Второй вопрос решился гораздо проще; да в наше время ничего особенно сложного в нем нет.
Саша, интеллигентнейший хрупкий молодой человек, встретил его милой улыбкой и рукопожатием тонкой маленькой руки – деревянными тисками каратэиста; Звягин с трудом пережал эту ручку и удовлетворенно крякнул.
– Мама только что спекла прекрасный торт. Торты – это ее слабость, хотя сейчас удовлетворять эту слабость все труднее, – словоохотливо и приязненно посыпал он. – Знаете, что такое торт «Горбачев»? То же, что наполеон, только без яиц, без сахара, без масла и без муки. Вы как – посидим на кухне или у меня?
Сели в его мужской комнате – квадросистема, книги, нунчаки.
– Ты говорил, что есть возможность кое-что устроить.
– В смысле?
– Время опасное.
– А. Пожалуйста. Что вас интересует?
– По-прежнему все есть?
– Ну, знаете, за гаубицу не ручаюсь, но насчет базуки, скажем, можно постараться.
– Ну, это чересчур.
– Баллончик «черемухи» – для вас двести пятьдесят. Фирменный немецкий – четыреста. Или хотите газовый пистолет? – две тысячи, маленький, легкий, выброс пятнадцать метров.
– Чуть бы понастоящее.
– Да вот как раз можно «Кольт-магнум 53». Три с половиной.
– Это ж слонобой, тринадцать миллиметров.
– И прекрасно! Выкинет человека сквозь дверь на лестничную площадку.
– А грохоту?
– И прекрасно! Страху наведет.
– Пули с мягким кончиком?
– Не знаю этих подробностей. К нему пятьдесят патронов, по пять рублей штука.
– Что-нибудь скромнее. И компактнее, пожалуй.
– Так, может быть, макаров? Это возможно.
– А еще поскромнее?
– Ну, я думаю, спортивный вас не устроит?
– Хотелось бы чуть получше и посерьезнее.
– Гм. Так давайте определим, что вам требуется. Пистолет карманной носки, компактный, достаточно серьезный, без лишних эффектов. Патронов много нужно?
– В крайнем случае и обоймы хватит.
– То есть эта проблема снимается. Тем лучше… Вы ешьте торт, а то кофе остыл уже… подождите, я сейчас сварю новый.
– Не надо, обожаю прохладный.
Саша пожевал торт, чуть покрутил задумчиво подвижным, тонкой лепки личиком.
– Тогда, я думаю, вам вполне подошла бы «беретта» или что-то в этом духе.
– Подошла бы.
– Калибр 6,35, звук несильный, начальная скорость прекрасная, габариты и вес подходят, классическая модель, даже канонизирована в литературе.
– Пойдет.
– Хорошо. Насколько это срочно?
Звягин пожал плечами:
– Жизнь наша; обычный ответ на вопрос: «Когда должно быть сделано?» – «Вчера».

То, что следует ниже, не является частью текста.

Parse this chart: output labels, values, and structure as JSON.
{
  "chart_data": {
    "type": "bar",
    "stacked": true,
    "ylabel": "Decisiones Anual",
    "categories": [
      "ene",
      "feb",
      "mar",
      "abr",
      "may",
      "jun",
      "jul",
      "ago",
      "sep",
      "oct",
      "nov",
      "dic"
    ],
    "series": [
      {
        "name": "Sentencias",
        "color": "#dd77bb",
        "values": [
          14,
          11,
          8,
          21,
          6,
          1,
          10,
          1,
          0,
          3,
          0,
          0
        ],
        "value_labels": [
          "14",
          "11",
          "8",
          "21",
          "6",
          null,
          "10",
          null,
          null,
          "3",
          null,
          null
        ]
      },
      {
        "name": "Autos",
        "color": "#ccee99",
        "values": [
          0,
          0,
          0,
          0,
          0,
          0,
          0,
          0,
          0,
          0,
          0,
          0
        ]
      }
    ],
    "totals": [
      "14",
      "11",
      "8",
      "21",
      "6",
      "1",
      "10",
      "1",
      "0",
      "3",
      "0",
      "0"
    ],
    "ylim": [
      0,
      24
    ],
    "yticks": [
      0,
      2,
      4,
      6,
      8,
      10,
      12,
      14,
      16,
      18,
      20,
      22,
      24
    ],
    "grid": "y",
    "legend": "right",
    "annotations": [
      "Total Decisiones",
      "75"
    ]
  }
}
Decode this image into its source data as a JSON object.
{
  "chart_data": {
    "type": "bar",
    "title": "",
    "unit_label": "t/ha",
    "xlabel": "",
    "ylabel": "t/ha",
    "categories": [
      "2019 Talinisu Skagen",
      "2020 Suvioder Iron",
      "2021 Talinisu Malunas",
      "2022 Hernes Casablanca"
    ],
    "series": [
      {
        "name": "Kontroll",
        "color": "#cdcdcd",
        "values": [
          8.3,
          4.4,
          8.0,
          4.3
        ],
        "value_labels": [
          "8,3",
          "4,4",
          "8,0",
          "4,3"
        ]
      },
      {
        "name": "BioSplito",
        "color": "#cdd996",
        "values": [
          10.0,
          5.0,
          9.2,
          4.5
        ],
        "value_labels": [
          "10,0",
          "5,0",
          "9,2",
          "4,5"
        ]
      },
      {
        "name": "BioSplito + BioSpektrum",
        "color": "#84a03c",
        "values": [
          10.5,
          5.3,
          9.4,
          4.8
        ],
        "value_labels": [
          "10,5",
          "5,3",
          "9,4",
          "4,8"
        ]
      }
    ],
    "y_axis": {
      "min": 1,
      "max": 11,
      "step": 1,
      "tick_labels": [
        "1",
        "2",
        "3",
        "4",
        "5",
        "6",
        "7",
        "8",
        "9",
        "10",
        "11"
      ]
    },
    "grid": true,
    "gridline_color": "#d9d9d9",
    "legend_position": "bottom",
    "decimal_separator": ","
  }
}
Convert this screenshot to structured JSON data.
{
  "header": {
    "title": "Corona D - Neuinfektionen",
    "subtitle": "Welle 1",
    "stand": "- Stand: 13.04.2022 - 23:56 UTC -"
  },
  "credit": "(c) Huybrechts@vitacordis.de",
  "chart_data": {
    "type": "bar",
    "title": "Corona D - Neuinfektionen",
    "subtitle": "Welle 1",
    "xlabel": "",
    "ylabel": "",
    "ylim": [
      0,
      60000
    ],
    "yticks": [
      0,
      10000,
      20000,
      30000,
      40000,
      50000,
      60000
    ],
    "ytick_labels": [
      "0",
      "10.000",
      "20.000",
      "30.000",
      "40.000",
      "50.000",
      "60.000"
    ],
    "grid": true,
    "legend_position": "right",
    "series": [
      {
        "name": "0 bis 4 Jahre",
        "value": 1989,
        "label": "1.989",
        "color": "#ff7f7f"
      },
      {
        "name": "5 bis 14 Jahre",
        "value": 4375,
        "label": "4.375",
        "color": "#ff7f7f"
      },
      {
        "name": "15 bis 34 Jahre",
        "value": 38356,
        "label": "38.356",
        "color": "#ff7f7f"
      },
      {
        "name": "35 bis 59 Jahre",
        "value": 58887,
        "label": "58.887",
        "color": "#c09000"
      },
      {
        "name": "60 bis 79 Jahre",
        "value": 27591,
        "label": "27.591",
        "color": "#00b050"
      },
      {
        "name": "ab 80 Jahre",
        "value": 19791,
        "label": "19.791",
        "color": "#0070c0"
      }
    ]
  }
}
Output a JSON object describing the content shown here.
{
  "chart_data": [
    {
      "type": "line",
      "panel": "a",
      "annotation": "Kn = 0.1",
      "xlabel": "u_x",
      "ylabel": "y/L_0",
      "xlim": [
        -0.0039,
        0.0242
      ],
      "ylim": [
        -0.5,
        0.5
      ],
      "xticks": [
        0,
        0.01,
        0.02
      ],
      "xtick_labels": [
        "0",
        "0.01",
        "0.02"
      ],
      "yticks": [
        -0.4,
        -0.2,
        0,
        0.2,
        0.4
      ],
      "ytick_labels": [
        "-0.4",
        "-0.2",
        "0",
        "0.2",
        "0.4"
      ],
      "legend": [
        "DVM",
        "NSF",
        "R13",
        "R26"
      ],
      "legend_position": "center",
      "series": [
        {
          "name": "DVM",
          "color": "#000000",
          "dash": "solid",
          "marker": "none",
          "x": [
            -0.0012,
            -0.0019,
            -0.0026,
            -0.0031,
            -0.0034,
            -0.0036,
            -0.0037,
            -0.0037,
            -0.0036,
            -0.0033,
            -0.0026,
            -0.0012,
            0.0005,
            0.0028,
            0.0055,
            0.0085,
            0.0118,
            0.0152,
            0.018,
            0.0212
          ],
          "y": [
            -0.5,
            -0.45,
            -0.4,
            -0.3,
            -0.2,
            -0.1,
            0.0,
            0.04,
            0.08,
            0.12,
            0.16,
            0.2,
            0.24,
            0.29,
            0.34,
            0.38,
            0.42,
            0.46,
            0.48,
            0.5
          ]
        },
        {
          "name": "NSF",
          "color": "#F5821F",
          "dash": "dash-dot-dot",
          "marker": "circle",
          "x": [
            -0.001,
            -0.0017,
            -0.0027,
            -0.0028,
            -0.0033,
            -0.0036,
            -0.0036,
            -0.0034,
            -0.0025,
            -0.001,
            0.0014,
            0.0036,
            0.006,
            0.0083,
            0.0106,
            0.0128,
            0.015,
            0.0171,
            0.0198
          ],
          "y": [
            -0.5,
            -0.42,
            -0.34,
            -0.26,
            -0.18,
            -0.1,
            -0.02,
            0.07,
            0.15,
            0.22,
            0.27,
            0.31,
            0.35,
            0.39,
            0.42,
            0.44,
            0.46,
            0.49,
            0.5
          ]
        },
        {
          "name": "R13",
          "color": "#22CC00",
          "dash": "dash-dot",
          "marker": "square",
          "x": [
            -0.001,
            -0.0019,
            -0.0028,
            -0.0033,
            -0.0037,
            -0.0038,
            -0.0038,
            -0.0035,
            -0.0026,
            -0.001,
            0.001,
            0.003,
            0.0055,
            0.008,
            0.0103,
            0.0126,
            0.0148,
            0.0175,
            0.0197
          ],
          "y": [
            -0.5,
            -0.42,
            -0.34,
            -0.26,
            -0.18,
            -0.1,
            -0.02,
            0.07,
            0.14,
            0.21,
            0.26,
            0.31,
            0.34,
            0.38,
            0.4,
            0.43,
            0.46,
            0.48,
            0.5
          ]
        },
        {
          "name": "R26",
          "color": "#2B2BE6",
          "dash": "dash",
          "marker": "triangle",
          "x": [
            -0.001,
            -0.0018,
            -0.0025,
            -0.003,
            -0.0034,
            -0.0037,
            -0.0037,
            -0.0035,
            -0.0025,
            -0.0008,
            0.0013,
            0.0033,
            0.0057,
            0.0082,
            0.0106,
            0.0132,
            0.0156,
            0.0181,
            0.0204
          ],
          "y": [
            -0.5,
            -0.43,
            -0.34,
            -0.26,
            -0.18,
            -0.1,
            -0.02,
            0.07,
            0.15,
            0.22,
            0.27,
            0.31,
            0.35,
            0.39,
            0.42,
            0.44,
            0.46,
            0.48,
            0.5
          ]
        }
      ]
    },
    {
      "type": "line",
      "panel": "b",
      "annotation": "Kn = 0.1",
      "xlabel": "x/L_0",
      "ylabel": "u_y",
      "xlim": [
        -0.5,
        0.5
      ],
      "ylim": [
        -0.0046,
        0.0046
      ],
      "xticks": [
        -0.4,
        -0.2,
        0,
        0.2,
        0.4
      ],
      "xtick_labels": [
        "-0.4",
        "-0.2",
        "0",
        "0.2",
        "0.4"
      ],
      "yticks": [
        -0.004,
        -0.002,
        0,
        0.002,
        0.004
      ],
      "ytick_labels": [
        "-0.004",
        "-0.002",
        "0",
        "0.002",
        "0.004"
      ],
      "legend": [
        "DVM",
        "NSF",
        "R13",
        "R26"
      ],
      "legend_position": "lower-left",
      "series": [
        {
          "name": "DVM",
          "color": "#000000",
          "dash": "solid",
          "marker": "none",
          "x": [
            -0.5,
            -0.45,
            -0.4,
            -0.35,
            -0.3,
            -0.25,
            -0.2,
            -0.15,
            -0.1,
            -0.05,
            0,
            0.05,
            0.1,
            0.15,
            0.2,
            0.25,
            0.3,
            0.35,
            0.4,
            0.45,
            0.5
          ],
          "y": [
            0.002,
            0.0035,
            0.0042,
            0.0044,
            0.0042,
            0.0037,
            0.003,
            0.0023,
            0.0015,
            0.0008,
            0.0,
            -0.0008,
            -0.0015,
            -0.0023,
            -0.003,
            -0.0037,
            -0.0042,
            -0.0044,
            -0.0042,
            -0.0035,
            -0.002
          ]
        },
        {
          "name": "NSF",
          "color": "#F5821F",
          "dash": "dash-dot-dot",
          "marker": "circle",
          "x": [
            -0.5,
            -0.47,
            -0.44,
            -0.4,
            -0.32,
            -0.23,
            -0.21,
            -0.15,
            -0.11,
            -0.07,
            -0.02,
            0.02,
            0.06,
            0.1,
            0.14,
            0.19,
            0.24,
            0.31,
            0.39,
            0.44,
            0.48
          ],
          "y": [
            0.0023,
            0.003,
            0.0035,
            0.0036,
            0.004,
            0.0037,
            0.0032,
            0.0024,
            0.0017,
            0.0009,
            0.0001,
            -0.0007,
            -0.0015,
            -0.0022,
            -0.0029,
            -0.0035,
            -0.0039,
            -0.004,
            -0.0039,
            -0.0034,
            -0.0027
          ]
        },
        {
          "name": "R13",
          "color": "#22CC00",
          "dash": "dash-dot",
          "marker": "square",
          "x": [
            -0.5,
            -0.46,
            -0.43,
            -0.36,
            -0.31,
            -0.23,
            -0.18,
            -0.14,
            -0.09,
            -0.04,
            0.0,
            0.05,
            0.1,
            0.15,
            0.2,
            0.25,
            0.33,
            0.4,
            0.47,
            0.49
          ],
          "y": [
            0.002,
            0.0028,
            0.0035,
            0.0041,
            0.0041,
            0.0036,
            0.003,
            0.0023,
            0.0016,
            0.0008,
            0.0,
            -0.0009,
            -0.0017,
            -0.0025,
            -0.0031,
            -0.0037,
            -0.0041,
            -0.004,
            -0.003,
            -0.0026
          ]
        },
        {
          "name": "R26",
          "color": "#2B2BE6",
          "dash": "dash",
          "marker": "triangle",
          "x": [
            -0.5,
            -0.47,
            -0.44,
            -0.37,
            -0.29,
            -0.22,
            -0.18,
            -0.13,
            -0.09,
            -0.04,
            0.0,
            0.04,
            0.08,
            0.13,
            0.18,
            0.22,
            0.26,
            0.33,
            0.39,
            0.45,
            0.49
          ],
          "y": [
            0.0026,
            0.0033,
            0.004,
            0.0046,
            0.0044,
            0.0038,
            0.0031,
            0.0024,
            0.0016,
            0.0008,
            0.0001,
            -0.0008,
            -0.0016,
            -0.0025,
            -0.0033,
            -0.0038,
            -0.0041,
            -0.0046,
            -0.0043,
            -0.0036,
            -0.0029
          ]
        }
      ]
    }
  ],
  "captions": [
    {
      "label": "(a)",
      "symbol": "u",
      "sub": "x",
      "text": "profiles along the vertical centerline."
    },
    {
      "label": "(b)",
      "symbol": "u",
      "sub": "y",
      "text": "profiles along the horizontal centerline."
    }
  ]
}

– Ну, у нас не социалистическое хозяйство. А серьезно?
– За недельку сможешь?
– Не уверен. Вот за три могу ручаться. А возможно и раньше. Понимаете, я ведь сам, строго говоря, этим не занимаюсь, только так, для друзей. А человек, который этим занимается, мой школьный друг, кстати, в одном дворе росли, вот как-то старые отношения и сохранились, мне он всегда все устроит, сам предлагает, он сейчас в отъезде, как только вернется, мы с ним свяжемся. Понимаете, Ленинград ведь, оказывается, главный перевалочный пункт, через который поступает из забугорья оружие для армянских боевиков. Поэтому есть возможность все доставать, но как бы не совсем регулярно. Да, так если в смысле цены, я всегда готов вам помочь.
– Сколько?
– «Узи» сейчас стоит семь с половиной, калашников – пять. Это, я думаю… а если будет что-то малотипичное – оно дешевле, потому что патроны трудно достать, но если вас устроит всего одна обойма, но что-то вполне надежное, разумеется, – подойдет?
– Вполне. Но проверить надо.
– Естественно, качество – само собой.
– «Беретта», я думаю, должна стоить где-то от полутора до двух с половиной. А что-нибудь ушедшее с производства, но вполне в рабочем состоянии – браунинг номер два, три, скажем, или зауэр, или еще что, – могут и за одну по случаю отдать, с одной-то обоймой. К «узи», скажем, сейчас по пятьдесят рублей патрончик.
– Договорились.
– Как только что-то будет – я вам сразу позвоню.
«Вот зачем нужны доходы от частной практики – шпалеры покупать», – хмыкнул про себя Звягин.
– Как твоя челюсть? – спросил он.
– Спасибо большое, вроде нерв больше не беспокоит. Так что остаюсь вашим должником.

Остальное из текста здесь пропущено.